DEUX TYPES de patients sont admis pour une hépatite sévère au paracétamol : ceux qui ont volontairement pris des doses trop élevées lors d’une tentative de suicide, et ceux qui subissent un aléa thérapeutique après avoir pourtant respecté les doses recommandées (dose thérapeutique inférieure ou égale à 6 g/j et dose recommandée inférieure ou égale à 4 g/j).
Ce second phénomène que le Pr Alexandre Louvet (CHRU de Lille) qualifie de « mésaventure thérapeutique au paracétamol » n’avait que peu d’explications. En effet, seule une faible partie du paracétamol est transformée par le cytochrome p450 en N-acétyl p-benzoquinone imine, un métabolite toxique. En respectant des doses faibles de paracétamol, les quantités de métabolites toxiques sont théoriquement trop faibles pour provoquer des effets secondaires. Grâce à une étude prospective menée pendant dix ans chez des patients admis dans le service des maladies de l’appareil digestif de l’hôpital Huriez (CHRU de Lille), le Pr Louvet et son équipe ont pu montrer que l’alcool est un facteur de risque majeur d’hépatite chez les patients qui prennent du paracétamol à des doses raisonnables pendant plusieurs jours. Leurs résultats ont été présentés samedi en plénière scientifique lors des journées francophones d’hépatogastroentérologie et d’oncologie digestive (JFHOD 2015).

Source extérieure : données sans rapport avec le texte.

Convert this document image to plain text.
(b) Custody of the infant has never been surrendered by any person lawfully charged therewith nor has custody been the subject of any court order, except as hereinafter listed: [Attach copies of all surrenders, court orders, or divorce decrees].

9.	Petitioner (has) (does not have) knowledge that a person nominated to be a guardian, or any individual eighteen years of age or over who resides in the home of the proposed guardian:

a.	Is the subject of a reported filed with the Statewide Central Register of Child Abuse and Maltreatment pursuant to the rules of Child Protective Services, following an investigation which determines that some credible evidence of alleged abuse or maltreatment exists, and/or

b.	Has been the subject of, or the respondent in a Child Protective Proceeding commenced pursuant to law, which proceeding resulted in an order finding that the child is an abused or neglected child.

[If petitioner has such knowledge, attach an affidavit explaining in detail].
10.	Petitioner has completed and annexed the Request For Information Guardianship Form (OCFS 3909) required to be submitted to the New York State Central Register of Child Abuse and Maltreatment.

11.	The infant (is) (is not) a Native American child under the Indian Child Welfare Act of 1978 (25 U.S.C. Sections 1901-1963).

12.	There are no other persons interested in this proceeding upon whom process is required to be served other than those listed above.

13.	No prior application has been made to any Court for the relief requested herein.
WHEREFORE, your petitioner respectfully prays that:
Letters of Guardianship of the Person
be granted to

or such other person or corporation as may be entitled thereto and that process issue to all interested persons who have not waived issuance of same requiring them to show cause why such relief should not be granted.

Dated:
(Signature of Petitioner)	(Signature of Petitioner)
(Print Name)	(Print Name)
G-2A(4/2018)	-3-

Près de 90 % de buveurs excessifs.
Entre 2002 et 2014, 271 patients ont été admis dans pour une hépatite sévère au paracétamol, avec des taux de prothrombine inférieurs à 50 %. Parmi ces patients, 207 ont été classés dans le groupe des hépatites par surdosage de paracétamol (SP) et 66 dans celui des mésaventures au paracétamol (MP) - ils avaient pris moins de 6 g/j. La dose moyenne de la dose de paracétamol était de 16 g chez les patients MP et de 3,15 g chez les patients SP. Chez 70 % des patients MP, la dose de paracétamol était même inférieure à la dose quotidienne recommandée de 4 g. La différence la plus frappante entre les deux groupes était le pourcentage de buveurs excessifs : 89,4 % dans le groupe MP contre 36,6 % dans le groupe SP.

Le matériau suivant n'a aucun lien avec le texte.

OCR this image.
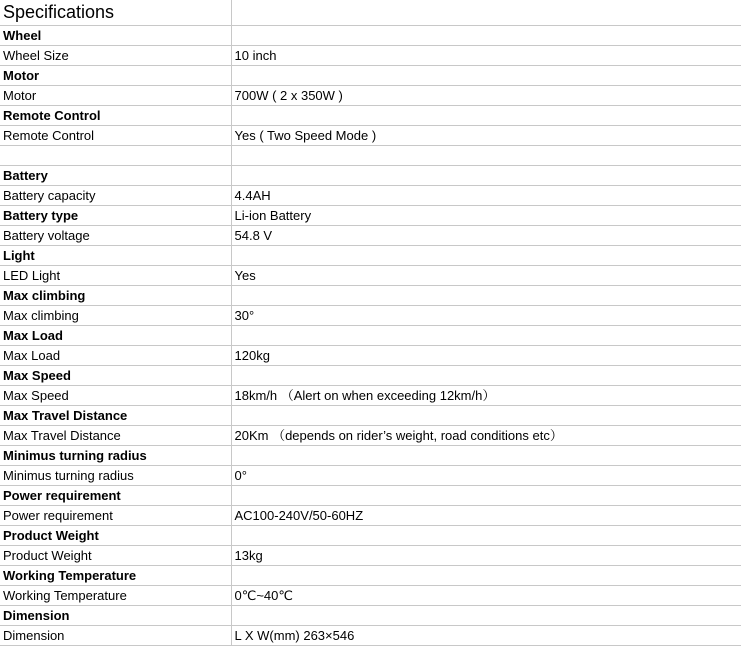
Specifications	
Wheel	
Wheel Size	10 inch
Motor	
Motor	700W ( 2 x 350W )
Remote Control	
Remote Control	Yes ( Two Speed Mode )

Battery	
Battery capacity	4.4AH
Battery type	Li-ion Battery
Battery voltage	54.8 V
Light	
LED Light	Yes
Max climbing	
Max climbing	30°
Max Load	
Max Load	120kg
Max Speed	
Max Speed	18km/h （Alert on when exceeding 12km/h）
Max Travel Distance	
Max Travel Distance	20Km （depends on rider’s weight, road conditions etc）
Minimus turning radius	
Minimus turning radius	0°
Power requirement	
Power requirement	AC100-240V/50-60HZ
Product Weight	
Product Weight	13kg
Working Temperature	
Working Temperature	0℃~40℃
Dimension	
Dimension	L X W(mm) 263×546
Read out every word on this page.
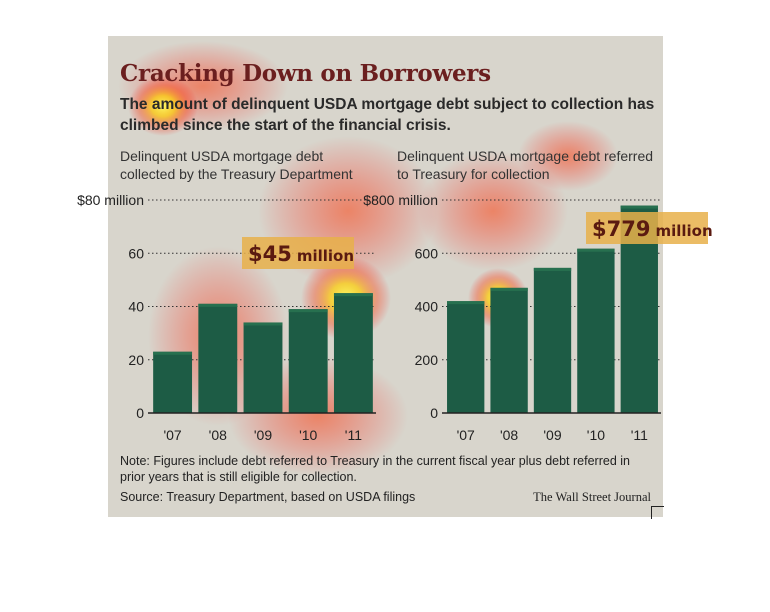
Cracking Down on Borrowers
The amount of delinquent USDA mortgage debt subject to collection has climbed since the start of the financial crisis.
Delinquent USDA mortgage debt collected by the Treasury Department
Delinquent USDA mortgage debt referred to Treasury for collection
0
20
40
60
$80 million
'07 '08 '09 '10 '11
$45 million
0
200
400
600
$800 million
'07 '08 '09 '10 '11
$779 million
Note: Figures include debt referred to Treasury in the current fiscal year plus debt referred in prior years that is still eligible for collection.
Source: Treasury Department, based on USDA filings	The Wall Street Journal
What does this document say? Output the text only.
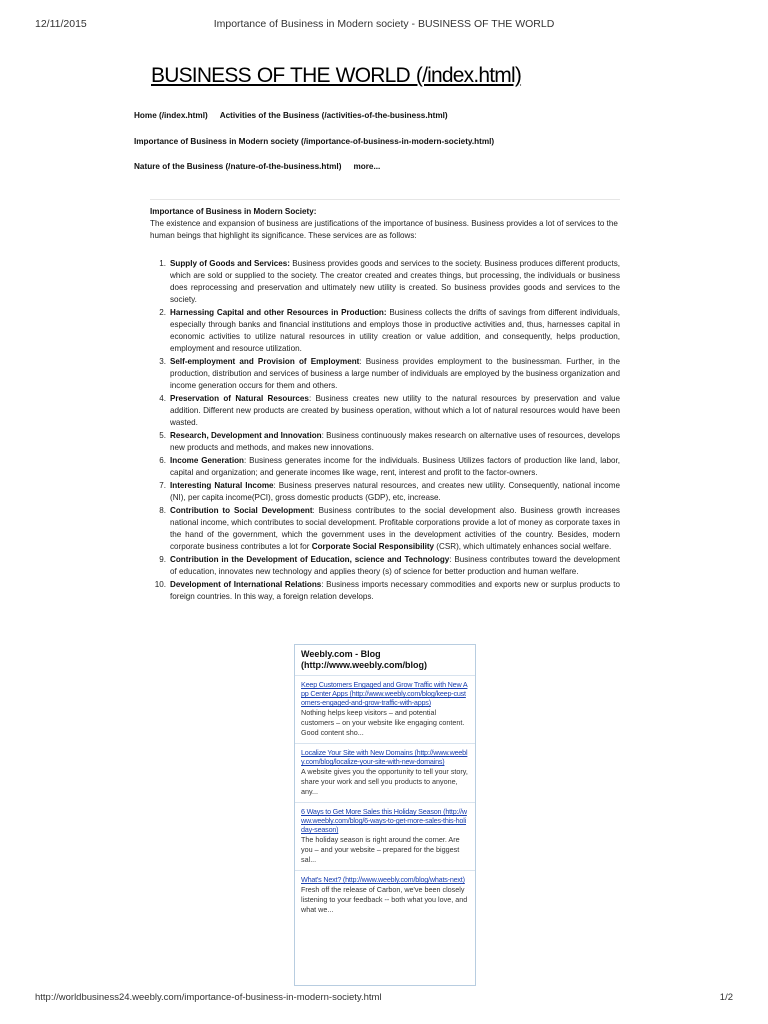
12/11/2015	Importance of Business in Modern society - BUSINESS OF THE WORLD
BUSINESS OF THE WORLD (/index.html)
Home (/index.html) Activities of the Business (/activities-of-the-business.html)
Importance of Business in Modern society (/importance-of-business-in-modern-society.html)
Nature of the Business (/nature-of-the-business.html) more...
Importance of Business in Modern Society:

The existence and expansion of business are justifications of the importance of business. Business provides a lot of services to the human beings that highlight its significance. These services are as follows:

1. Supply of Goods and Services: Business provides goods and services to the society. Business produces different products, which are sold or supplied to the society. The creator created and creates things, but processing, the individuals or business does reprocessing and preservation and ultimately new utility is created. So business provides goods and services to the society.
2. Harnessing Capital and other Resources in Production: Business collects the drifts of savings from different individuals, especially through banks and financial institutions and employs those in productive activities and, thus, harnesses capital in economic activities to utilize natural resources in utility creation or value addition, and consequently, helps production, employment and resource utilization.
3. Self-employment and Provision of Employment: Business provides employment to the businessman. Further, in the production, distribution and services of business a large number of individuals are employed by the business organization and income generation occurs for them and others.
4. Preservation of Natural Resources: Business creates new utility to the natural resources by preservation and value addition. Different new products are created by business operation, without which a lot of natural resources would have been wasted.
5. Research, Development and Innovation: Business continuously makes research on alternative uses of resources, develops new products and methods, and makes new innovations.
6. Income Generation: Business generates income for the individuals. Business Utilizes factors of production like land, labor, capital and organization; and generate incomes like wage, rent, interest and profit to the factor-owners.
7. Interesting Natural Income: Business preserves natural resources, and creates new utility. Consequently, national income (NI), per capita income(PCI), gross domestic products (GDP), etc, increase.
8. Contribution to Social Development: Business contributes to the social development also. Business growth increases national income, which contributes to social development. Profitable corporations provide a lot of money as corporate taxes in the hand of the government, which the government uses in the development activities of the country. Besides, modern corporate business contributes a lot for Corporate Social Responsibility (CSR), which ultimately enhances social welfare.
9. Contribution in the Development of Education, science and Technology: Business contributes toward the development of education, innovates new technology and applies theory (s) of science for better production and human welfare.
10. Development of International Relations: Business imports necessary commodities and exports new or surplus products to foreign countries. In this way, a foreign relation develops.
Weebly.com - Blog (http://www.weebly.com/blog)
Keep Customers Engaged and Grow Traffic with New App Center Apps (http://www.weebly.com/blog/keep-customers-engaged-and-grow-traffic-with-apps)
Nothing helps keep visitors – and potential customers – on your website like engaging content. Good content sho...
Localize Your Site with New Domains (http://www.weebly.com/blog/localize-your-site-with-new-domains)
A website gives you the opportunity to tell your story, share your work and sell you products to anyone, any...
6 Ways to Get More Sales this Holiday Season (http://www.weebly.com/blog/6-ways-to-get-more-sales-this-holiday-season)
The holiday season is right around the corner. Are you – and your website – prepared for the biggest sal...
What's Next? (http://www.weebly.com/blog/whats-next)
Fresh off the release of Carbon, we've been closely listening to your feedback -- both what you love, and what we...
http://worldbusiness24.weebly.com/importance-of-business-in-modern-society.html	1/2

Le pronostic clinique est moins bon en cas de mésaventure au paracétamol que dans les cas de surdosage, avec des fonctions hépatiques plus altérées et des taux de transaminases plus élevés. La survie à un mois est plus faible : 84,6 % contre 92,6 % dans le groupe surdosage. Selon le Pr Louvet, « ces résultats sont un signal pour les médecins généralistes qui doivent être très prudents avant de prescrire du paracétamol de façon répétée à des patients consommant abusivement de l’alcool. »
Une explication possible avancée par le Pr Louvet est que la réduction des défenses antioxydantes induite par la prise régulière d’alcool rend le foie plus sensible au N-acétyl p-benzoquinone imine.
« Beaucoup de nos patients en mésaventure au paracétamol se sont soignés eux-mêmes après une douleur. Le paracétamol n’est pas considéré comme un médicament, et nos résultats doivent questionner notre rapport à cette molécule, au moment où l’on parle de plus en plus de la rendre disponible en grande surface », estime le Pr Louvet. Les médecins lillois vont tenter de publier ces résultats, et espèrent qu’une réflexion sera menée par l’agence nationale du médicament et des produits de santé (ANSM) afin de modifier les RCP des antalgiques contenant du paracétamol.